Les devins de la Cour du mwami du Ruanda: Batutsi des clans Basinga, Bazigaba et Bakongori, avaient pour règle de ne pas se faire initier. D’autre part, comment les Batutsi auraient-ils pu glorifier le pygmée MUTWA au Ruanda et SERUTWA en Urundi, type représentatif de la race des parias ?

RYANGOMBE est un esprit agraire, donc muhutu, puisqu’il est censé hanter les pentes du volcan Muhabura où il cultiverait bananiers, sorgho et tabac ; il convient par conséquent d’en rechercher l’origine dans le fonds bantou. Notons que chez les Banyamwezi (Tabora), RYANGOMBE sert tout simplement à désigner les victimes sacrifiées aux mânes des ancêtres.

Il semble que le culte de RYANGOMBE-KIRANGA soit d’importation au Ruanda-Urundi où il pénétra à la suite des migrations humaines. SANDRART a très bien fait ressortir la similitude qui existe entre certains génies du Ruanda et ceux de Bunyoro-Ankole, dits abachwezi ; mais ici encore il s’agit d’un mouvement religieux bantou.

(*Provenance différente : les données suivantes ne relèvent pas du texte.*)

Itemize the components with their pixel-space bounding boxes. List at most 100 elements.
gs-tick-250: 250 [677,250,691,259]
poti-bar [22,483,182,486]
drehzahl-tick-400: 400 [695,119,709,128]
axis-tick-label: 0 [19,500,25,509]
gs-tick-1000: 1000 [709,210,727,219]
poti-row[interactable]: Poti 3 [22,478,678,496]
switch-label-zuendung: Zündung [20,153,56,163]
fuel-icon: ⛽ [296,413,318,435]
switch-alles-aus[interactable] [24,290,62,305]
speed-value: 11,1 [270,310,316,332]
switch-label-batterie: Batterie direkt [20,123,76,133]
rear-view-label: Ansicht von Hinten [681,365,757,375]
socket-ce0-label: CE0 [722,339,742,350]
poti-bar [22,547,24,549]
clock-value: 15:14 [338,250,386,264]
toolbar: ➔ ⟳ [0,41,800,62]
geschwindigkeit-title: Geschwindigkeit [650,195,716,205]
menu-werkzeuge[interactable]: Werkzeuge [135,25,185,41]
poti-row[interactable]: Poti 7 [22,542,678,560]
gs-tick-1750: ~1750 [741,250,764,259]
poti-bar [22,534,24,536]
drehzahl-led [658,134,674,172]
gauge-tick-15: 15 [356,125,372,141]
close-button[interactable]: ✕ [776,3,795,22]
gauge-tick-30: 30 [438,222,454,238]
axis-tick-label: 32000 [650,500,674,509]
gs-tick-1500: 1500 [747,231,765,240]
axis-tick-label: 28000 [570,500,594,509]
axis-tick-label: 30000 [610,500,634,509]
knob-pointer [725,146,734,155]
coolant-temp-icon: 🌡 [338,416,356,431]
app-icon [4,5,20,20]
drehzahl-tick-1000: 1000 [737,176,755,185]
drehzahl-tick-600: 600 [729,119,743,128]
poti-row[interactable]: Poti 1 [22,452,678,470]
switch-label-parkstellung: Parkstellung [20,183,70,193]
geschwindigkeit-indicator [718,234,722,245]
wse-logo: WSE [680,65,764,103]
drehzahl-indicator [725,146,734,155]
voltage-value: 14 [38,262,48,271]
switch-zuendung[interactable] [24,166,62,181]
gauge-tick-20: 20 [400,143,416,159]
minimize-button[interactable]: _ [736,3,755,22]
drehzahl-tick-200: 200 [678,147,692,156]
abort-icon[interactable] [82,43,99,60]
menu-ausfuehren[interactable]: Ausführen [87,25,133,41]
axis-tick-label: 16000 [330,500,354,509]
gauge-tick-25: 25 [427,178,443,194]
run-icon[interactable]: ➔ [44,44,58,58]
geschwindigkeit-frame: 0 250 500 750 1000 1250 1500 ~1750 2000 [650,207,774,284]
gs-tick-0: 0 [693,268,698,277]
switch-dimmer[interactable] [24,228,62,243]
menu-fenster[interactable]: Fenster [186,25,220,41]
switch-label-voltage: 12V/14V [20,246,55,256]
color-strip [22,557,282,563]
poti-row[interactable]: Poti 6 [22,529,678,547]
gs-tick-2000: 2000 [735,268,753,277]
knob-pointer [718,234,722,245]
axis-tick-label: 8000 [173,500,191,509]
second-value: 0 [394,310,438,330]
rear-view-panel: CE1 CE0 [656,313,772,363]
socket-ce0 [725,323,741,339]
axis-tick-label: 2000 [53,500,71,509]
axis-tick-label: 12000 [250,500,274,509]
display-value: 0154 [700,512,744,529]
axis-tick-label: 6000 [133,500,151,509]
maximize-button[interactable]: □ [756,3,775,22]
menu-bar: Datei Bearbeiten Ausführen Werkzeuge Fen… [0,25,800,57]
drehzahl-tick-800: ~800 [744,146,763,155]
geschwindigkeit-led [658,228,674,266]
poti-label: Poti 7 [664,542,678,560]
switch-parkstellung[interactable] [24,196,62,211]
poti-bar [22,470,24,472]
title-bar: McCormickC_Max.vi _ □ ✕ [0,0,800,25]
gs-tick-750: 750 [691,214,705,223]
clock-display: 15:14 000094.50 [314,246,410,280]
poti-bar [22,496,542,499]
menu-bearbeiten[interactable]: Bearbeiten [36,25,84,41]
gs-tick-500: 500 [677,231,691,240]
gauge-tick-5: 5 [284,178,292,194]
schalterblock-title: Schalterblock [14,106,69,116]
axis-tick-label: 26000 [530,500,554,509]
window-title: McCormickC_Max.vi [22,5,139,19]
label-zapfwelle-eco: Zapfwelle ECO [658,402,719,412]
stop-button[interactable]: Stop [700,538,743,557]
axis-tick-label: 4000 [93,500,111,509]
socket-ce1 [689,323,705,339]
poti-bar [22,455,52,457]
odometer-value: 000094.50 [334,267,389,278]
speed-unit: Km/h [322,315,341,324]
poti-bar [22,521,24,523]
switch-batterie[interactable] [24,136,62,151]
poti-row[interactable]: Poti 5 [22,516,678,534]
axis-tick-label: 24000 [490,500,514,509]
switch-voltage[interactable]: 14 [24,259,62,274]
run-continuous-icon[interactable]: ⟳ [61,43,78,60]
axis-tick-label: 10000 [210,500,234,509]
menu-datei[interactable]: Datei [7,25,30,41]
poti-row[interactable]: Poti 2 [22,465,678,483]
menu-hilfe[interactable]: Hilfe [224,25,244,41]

Que le culte soit venu du nord, avec les migrations bantoues, c’est certain. Si le fait est que le culte, à l’heure actuelle, est particulièrement pratiqué dans les milieux bahutu à forte densité au cœur du Ruanda-Urundi où résident de nombreux Batutsi, il n’est toutefois pas spécialement signalé chez les Bahima, vrais pasteurs de l’est. Il faut attribuer sa faible pénétration au nord-ouest du Ruanda au fait qu’il s’y heurta à un mouvement manistique sensiblement identique s’adressant à l’esprit de NYABINGI. Les historiens du Ruanda, KAYIJUKA, et SEKARAMA, font venir le culte de l’Urundi ; cette thèse est à rejeter.

Reste à savoir comment il se fait qu’un chasseur a été élevé au titre de grand-maître des mânes.

La divinisation d’un chasseur ne doit pas être considérée comme un fait isolé : ILANGA, chez les BalekaMituku au Congo belge, est l’esprit de la chasse ; une entreprise cynégétique infructueuse y est mise sur le compte des maléfices causés par l’âme d’un mort.

BAUMANN déclare qu’il lui semble, pour le cercle du lac Roukwa, au Tanganyika, que les dieux suprêmes des paysans assujettis se soient cachés parmi les divinités telles que WAMARA-RYANGOMBE, le dieu des mânes, IROUNGOU et Mousisi, les dieux de la terre ; ceux-ci se rattachent tous à la religion chthonienne et à la mythologie comme intermédiaires par lesquels on s’adresse à la divinité et on les vénère sur leurs tombes, dans le bois sacré comme à l’occasion de l’initiation au Ruanda-Urundi, ou au trou du marais par lequel, croit-on, les premiers hommes sont issus de la terre.

Le mythe du chasseur ayant fait un voyage dans le monde inférieur parmi les esprits des morts, est très vivace dans le cercle précité ; il témoigne d’une fusion étroite des notions des chasseurs et des peuples adonnés au culte des mânes ; en effet, les chasseurs qui chassent les porcs-épics et les phacochères, entreraient en contact avec les morts par les trous du sol ; ils constituent des sociétés secrètes enveloppées de mystère.

Ceci nous éclaire quant au motif pour lequel RYANGOMBE porte sur la tête une queue de lièvre, ou celle d’une bête puante, — repoussant les mauvais esprits par son odeur-putois ou mangouste, animaux qui, par leurs terriers, pénètrent dans le domaine hanté par les mânes des ancêtres. Il faut voir dans cette parure, une application de la loi de participation par contact.